During the first research year, the most important objective was establishing and researching the basic principles of phenomenological-hermeneutical methodology at a theoretical level. It was necessary to analyse the ideas of phenomenology and hermeneutics and apply the findings to the issues and objectives of terrorism research. Nevertheless, among the interviews and popular scientific articles (for example, “Spoku valsts Afganistāna = Ghost state Afghanistan” in Delfi.lv), Māris has also participated in Radicalisation Awareness Network Communication and Narratives Working Group event “Conspiracy Narratives: Current State and Future Expectations for P/CVE in Europe” and published first scientific publication “The Ideas of Phenomenogial-Hermeneutical Methodology for Terrorism Studies”.
During the past three decades and especially since 2001, the threat of terrorism has attracted vast amount of research and provoked massive political and military action. However, that has not led even close to elimination of terrorism. The existing terrorism studies have provided many useful insights. What is missing, is a deeper understanding of existential conditions that contribute to the persistence of terrorism.
With the emergence of critical terrorism studies (CTS) in 2007, their adepts have been accusing terrorism studies of little theoretical and especially methodological develop-ment. In contrast to regular terrorism studies, denounced as orthodox terrorism studies (OTS), which are based in positivist epistemology that stresses the objectivity of facts and thus employs statistical, data-gathering, empirical methods, CTS are founded on “methodological and disciplinary pluralism; in particular, a willingness to adopt post-positivist and non-IR based methods and approaches”. The goal of the article is to introduce the idea of importing phenomenological and hermeneutical tradition into terrorism studies. Currently phenomenology, exempt from epoché and transcendental reduction, is often applied to various research domains. Hence the phenomenological-hermeneutical methodology (PHM) would rather aim at the narratives and meanings as they appear in the historical and cultural horizon. That would involve a conceptual shift in the meaning of terrorism, characterized by a move to terror as an existential condition. To paraphrase Husserl’s original motto: back to the terror itself! The originality and the potential of this intention is twofold. First, in contrast to common methodologies of CTS, which delve into the social factors and power relations, philosophical hermeneutics questions the role of “flow” of language and tradition. The philosophical hermeneutics here emphasizes the ongoing “play” of truth, tradition and prejudices.

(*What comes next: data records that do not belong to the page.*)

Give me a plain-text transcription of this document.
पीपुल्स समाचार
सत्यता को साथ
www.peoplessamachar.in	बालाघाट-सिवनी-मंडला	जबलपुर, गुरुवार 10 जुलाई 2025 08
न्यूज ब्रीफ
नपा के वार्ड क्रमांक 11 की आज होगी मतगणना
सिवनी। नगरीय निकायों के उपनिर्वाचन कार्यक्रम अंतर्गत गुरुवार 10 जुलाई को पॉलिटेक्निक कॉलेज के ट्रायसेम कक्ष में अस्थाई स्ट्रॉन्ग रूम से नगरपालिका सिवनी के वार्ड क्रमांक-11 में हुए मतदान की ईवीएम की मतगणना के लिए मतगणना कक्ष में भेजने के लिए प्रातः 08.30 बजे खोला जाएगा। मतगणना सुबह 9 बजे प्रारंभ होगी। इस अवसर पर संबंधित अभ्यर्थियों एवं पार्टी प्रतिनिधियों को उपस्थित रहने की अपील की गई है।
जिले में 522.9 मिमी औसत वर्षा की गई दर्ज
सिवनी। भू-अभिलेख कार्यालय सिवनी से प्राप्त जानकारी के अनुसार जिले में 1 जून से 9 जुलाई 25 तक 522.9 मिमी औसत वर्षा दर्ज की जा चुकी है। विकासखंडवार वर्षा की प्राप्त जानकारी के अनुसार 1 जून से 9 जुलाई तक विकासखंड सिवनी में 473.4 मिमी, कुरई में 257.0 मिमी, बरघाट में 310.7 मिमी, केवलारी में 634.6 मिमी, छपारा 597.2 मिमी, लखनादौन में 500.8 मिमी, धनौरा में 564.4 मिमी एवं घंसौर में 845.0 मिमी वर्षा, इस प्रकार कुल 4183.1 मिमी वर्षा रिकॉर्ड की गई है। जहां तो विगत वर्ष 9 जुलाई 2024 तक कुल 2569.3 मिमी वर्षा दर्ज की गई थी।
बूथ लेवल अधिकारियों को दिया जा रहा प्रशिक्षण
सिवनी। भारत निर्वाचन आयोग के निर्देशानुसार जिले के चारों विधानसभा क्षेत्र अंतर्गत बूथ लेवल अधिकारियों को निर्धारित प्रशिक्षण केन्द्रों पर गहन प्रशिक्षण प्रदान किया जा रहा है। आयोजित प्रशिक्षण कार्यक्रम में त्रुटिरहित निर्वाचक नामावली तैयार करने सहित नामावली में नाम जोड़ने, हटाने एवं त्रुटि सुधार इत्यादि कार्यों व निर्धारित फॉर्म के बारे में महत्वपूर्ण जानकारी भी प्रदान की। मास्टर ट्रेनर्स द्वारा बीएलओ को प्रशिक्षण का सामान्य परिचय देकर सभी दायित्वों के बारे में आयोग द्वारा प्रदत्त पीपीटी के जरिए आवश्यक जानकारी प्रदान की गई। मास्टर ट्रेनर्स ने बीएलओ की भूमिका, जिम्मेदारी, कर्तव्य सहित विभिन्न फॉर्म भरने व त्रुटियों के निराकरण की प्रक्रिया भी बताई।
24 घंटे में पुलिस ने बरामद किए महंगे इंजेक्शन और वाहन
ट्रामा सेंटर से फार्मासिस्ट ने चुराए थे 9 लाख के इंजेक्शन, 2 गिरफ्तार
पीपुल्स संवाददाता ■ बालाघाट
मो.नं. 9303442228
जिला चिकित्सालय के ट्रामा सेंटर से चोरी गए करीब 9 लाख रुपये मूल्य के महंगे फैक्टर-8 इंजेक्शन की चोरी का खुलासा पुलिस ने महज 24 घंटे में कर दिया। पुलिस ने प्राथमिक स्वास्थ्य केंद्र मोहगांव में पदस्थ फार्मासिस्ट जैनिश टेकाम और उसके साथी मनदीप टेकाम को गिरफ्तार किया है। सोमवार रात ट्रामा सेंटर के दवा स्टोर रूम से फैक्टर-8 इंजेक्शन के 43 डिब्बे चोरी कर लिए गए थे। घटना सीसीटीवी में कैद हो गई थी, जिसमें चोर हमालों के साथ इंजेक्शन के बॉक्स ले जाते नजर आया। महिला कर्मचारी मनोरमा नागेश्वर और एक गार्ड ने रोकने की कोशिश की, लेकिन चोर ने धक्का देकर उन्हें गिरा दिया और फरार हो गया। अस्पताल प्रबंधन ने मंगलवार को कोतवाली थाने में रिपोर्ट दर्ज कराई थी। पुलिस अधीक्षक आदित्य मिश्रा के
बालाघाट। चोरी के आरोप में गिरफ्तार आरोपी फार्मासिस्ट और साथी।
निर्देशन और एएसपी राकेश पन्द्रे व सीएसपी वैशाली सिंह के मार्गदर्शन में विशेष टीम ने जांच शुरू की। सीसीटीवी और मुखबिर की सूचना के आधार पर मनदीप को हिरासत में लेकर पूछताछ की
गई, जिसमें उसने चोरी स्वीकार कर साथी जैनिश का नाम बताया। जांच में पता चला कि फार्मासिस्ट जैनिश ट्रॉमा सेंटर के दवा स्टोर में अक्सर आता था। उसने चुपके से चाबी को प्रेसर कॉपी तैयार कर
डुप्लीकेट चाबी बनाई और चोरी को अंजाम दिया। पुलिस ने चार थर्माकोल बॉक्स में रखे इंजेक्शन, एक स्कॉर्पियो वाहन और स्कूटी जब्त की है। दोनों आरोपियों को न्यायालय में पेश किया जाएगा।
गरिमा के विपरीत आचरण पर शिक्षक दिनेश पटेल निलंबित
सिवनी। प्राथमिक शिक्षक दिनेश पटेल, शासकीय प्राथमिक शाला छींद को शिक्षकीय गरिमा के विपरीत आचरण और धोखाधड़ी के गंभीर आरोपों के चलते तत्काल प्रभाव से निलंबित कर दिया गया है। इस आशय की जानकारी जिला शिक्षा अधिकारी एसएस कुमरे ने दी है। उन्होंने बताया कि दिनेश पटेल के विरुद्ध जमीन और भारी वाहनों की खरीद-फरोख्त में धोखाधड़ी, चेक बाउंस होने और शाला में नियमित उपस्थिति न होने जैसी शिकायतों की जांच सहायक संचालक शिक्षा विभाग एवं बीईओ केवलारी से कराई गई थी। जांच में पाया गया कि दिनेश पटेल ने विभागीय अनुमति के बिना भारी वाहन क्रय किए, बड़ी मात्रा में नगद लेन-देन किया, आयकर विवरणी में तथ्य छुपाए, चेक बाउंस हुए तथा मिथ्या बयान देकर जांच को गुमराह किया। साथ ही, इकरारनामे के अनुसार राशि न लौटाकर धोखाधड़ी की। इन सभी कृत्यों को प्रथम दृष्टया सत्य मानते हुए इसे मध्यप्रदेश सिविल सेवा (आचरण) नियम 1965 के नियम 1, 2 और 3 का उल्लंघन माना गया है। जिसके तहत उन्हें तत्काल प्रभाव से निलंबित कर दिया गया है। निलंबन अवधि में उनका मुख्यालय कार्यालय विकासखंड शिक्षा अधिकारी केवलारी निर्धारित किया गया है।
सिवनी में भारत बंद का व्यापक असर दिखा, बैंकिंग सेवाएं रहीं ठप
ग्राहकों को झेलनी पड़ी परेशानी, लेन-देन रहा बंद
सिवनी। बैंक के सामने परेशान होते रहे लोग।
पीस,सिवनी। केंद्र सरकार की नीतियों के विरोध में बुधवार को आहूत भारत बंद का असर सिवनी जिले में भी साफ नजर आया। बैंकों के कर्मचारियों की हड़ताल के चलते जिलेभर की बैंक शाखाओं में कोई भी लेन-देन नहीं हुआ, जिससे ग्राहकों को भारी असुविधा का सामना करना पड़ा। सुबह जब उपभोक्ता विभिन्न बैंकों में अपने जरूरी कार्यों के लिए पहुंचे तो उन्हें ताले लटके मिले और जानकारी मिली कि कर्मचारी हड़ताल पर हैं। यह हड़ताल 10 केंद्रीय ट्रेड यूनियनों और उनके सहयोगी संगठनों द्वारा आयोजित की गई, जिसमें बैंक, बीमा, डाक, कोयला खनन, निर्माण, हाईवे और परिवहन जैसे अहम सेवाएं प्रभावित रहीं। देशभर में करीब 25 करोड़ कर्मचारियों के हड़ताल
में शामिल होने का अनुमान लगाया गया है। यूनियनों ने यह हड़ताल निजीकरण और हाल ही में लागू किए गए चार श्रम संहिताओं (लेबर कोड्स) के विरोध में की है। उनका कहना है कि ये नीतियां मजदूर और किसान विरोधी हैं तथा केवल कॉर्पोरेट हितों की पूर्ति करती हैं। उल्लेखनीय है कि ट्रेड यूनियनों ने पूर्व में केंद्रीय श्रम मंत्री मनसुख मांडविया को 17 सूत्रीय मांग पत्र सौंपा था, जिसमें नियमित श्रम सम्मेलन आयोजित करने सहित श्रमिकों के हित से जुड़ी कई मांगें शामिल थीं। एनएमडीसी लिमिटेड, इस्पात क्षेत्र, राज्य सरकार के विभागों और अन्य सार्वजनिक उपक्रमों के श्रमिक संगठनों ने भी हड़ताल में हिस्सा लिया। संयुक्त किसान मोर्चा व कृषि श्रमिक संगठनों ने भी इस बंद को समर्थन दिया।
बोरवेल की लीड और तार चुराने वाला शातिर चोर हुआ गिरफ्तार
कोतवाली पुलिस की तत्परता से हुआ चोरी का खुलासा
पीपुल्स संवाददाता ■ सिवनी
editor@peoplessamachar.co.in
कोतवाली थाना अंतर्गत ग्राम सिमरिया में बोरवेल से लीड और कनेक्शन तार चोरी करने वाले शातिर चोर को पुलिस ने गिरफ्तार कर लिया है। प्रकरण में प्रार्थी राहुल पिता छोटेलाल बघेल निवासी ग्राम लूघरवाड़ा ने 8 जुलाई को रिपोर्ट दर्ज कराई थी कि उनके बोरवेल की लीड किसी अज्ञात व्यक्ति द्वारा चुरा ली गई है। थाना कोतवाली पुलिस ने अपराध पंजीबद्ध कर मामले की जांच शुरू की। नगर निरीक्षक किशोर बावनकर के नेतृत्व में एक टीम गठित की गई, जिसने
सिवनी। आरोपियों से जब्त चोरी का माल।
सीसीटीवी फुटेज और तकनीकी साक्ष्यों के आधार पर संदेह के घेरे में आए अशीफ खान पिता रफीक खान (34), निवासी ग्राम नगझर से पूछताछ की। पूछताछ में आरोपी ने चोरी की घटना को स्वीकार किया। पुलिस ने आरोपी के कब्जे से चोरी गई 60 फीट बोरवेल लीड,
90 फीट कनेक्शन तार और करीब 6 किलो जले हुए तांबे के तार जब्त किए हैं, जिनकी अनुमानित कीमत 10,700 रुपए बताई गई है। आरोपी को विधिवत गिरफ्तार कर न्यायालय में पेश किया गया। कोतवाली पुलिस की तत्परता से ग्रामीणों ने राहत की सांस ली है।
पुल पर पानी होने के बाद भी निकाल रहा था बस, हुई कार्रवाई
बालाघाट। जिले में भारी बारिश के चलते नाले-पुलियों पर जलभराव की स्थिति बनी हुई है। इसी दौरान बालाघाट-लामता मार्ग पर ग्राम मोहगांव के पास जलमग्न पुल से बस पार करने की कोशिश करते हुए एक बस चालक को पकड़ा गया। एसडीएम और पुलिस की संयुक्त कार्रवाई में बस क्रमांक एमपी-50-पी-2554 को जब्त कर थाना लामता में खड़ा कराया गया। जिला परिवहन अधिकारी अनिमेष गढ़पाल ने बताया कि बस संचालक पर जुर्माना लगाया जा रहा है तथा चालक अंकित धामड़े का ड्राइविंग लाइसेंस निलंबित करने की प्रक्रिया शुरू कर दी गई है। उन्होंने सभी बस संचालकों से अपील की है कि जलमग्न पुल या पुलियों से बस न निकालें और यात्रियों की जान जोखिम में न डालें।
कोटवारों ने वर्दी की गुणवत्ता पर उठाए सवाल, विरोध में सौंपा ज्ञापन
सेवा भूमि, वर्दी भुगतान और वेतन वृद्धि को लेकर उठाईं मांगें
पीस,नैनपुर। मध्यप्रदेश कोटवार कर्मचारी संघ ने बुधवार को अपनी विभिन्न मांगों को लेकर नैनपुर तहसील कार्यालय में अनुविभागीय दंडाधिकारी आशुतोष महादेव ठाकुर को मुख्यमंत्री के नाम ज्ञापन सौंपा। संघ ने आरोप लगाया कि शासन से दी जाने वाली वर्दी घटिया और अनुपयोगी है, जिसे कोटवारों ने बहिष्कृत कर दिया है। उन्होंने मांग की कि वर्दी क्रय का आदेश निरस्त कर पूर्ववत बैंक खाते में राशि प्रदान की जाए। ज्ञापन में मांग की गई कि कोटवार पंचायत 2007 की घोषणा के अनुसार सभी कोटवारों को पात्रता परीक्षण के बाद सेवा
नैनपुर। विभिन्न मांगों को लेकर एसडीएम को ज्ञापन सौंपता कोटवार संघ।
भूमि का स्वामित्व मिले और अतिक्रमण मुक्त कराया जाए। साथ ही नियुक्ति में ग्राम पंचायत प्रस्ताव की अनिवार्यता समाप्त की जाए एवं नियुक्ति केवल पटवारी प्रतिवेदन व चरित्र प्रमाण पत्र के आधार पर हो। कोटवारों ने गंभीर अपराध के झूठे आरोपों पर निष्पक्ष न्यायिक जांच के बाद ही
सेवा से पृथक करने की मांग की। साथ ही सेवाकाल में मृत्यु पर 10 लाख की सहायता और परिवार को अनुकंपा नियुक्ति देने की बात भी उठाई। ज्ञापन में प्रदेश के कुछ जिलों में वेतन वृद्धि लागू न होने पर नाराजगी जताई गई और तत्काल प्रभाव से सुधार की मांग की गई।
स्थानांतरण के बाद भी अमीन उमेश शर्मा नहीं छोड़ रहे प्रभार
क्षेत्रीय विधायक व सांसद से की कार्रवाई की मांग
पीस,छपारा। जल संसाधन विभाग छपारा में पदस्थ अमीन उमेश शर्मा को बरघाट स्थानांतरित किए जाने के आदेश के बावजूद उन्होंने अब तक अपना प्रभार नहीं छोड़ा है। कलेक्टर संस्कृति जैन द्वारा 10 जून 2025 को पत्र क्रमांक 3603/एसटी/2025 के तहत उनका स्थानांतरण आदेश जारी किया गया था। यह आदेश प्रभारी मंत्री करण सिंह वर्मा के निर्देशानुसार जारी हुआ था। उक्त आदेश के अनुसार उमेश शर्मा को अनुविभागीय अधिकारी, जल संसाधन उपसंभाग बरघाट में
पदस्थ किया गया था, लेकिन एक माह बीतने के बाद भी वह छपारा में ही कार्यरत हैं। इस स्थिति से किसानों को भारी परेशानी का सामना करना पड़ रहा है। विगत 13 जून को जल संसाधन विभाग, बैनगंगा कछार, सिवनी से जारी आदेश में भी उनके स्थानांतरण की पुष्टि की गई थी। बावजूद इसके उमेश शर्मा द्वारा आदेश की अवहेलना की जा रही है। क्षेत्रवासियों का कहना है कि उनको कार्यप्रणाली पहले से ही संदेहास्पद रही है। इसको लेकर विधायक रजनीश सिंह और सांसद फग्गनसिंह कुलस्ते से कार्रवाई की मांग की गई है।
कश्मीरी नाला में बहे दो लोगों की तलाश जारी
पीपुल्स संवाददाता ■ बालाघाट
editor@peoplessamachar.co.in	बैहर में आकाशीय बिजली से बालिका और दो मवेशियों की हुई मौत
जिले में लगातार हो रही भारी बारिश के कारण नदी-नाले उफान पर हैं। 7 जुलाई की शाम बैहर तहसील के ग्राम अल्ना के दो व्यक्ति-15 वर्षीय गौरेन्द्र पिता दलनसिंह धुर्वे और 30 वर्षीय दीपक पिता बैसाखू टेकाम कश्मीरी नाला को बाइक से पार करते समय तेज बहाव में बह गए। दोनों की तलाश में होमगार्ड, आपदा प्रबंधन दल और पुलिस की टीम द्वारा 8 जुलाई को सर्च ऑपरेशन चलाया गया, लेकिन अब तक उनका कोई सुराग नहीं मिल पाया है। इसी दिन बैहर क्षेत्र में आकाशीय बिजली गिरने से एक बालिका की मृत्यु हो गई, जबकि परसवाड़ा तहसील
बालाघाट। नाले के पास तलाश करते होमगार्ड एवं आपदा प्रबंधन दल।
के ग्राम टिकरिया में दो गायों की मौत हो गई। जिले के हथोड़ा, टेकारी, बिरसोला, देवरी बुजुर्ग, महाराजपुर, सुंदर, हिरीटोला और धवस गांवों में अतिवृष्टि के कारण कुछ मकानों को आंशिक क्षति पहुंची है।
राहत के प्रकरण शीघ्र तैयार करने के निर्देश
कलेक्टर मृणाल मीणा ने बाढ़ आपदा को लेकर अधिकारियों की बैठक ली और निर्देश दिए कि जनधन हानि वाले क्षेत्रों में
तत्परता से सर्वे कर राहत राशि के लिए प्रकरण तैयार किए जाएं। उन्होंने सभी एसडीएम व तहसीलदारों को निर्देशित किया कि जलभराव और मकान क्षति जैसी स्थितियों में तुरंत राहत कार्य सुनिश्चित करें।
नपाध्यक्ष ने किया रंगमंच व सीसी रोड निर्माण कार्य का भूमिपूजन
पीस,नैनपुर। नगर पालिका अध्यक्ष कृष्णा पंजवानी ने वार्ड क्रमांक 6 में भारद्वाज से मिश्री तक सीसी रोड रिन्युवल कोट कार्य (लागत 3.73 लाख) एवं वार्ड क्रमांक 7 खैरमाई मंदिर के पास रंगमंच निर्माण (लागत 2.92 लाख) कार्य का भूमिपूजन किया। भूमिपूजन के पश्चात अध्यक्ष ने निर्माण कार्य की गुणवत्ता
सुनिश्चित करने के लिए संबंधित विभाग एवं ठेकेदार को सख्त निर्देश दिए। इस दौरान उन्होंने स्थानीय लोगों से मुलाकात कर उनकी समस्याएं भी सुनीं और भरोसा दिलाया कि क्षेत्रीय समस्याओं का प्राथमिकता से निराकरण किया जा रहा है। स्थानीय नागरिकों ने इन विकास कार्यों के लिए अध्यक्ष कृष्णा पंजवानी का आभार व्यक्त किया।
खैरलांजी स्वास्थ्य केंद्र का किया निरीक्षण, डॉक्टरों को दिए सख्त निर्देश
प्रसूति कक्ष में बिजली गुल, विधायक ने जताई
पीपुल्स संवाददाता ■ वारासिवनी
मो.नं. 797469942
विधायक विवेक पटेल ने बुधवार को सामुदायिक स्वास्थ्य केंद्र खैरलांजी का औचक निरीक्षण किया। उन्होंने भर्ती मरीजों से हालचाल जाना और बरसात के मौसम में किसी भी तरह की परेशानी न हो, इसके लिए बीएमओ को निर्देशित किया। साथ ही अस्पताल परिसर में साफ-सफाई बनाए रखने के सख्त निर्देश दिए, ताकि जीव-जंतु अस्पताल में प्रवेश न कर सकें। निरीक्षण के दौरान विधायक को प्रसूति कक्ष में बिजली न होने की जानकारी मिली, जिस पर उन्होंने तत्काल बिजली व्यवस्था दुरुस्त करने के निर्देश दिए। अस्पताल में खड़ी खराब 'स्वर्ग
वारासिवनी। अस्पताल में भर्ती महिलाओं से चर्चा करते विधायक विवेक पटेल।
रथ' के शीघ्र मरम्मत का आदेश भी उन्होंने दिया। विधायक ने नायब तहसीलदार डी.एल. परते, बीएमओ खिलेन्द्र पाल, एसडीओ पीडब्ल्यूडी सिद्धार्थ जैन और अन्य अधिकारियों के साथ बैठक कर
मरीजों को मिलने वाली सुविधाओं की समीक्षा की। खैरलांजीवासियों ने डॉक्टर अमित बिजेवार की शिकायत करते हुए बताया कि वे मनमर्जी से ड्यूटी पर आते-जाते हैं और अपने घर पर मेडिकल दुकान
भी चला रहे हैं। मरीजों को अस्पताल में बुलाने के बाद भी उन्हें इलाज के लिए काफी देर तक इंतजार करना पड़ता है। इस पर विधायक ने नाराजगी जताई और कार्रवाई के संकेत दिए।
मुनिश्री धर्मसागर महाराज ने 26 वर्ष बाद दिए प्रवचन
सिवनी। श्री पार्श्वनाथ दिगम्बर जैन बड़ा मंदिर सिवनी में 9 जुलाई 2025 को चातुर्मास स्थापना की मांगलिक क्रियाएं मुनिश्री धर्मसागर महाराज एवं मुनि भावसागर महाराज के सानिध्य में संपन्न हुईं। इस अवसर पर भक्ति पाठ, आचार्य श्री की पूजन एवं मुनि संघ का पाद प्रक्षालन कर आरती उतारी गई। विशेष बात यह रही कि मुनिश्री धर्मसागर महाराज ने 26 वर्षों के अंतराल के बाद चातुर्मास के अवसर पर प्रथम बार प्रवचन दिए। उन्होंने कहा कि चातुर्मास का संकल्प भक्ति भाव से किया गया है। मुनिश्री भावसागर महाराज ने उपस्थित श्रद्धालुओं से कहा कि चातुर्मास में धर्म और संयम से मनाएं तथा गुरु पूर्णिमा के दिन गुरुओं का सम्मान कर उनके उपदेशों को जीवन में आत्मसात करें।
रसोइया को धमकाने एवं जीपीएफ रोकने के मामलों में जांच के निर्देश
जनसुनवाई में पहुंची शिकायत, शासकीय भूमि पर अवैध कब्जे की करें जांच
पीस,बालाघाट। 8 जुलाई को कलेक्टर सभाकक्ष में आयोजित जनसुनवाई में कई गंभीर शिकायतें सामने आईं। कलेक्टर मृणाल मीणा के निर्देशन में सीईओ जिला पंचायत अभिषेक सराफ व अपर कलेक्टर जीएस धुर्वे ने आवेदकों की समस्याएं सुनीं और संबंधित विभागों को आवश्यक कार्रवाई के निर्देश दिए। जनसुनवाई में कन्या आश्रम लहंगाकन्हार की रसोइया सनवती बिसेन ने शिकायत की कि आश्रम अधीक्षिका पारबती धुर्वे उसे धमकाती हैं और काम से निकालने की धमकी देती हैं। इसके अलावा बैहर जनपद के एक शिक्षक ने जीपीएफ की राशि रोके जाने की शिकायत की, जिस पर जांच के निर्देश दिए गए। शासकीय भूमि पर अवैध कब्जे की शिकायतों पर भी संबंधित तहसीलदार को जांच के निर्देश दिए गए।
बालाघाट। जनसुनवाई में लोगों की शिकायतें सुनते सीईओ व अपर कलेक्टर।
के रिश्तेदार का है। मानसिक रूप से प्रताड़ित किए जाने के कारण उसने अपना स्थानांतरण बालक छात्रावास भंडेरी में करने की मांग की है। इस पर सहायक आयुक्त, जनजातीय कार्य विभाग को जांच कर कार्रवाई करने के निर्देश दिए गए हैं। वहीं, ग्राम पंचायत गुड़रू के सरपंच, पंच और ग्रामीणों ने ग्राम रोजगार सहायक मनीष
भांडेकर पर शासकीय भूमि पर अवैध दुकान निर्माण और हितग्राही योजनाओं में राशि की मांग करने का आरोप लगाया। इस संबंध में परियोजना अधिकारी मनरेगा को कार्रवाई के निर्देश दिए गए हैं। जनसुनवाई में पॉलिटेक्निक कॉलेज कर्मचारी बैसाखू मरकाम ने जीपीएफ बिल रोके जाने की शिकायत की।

This distinction resurfaces the Gadamer-Habermas debate where Habermas maintained that language is a medium of domination and social power by reintroducing the perspective of Gadamer’s hermeneutical philosophy. Second, by producing a novel methodology, the adaptation of phenomenological and hermeneutical ideas to the studies of terrorism will open new research horizons and opportunities for the scientific community in order to identify points of potential vulnerability in the current efforts. That would lead to research on such topics as horror, fear, space, environment, air, life and death, viruses, radiation, etc.
Source: Annotation in Māris Kūlis. “Fenomenoloģiski hermeneitiskās metodoloģijas ideja terorisma pētniecībai = The Ideas of Phenomenogial-Hermeneutical Methodology for Terrorism Studies.” In Kultūras studijas: zinātnisko rakstu krājums = Cultural Studies: scientific papers, XIII , 188.–196.lpp.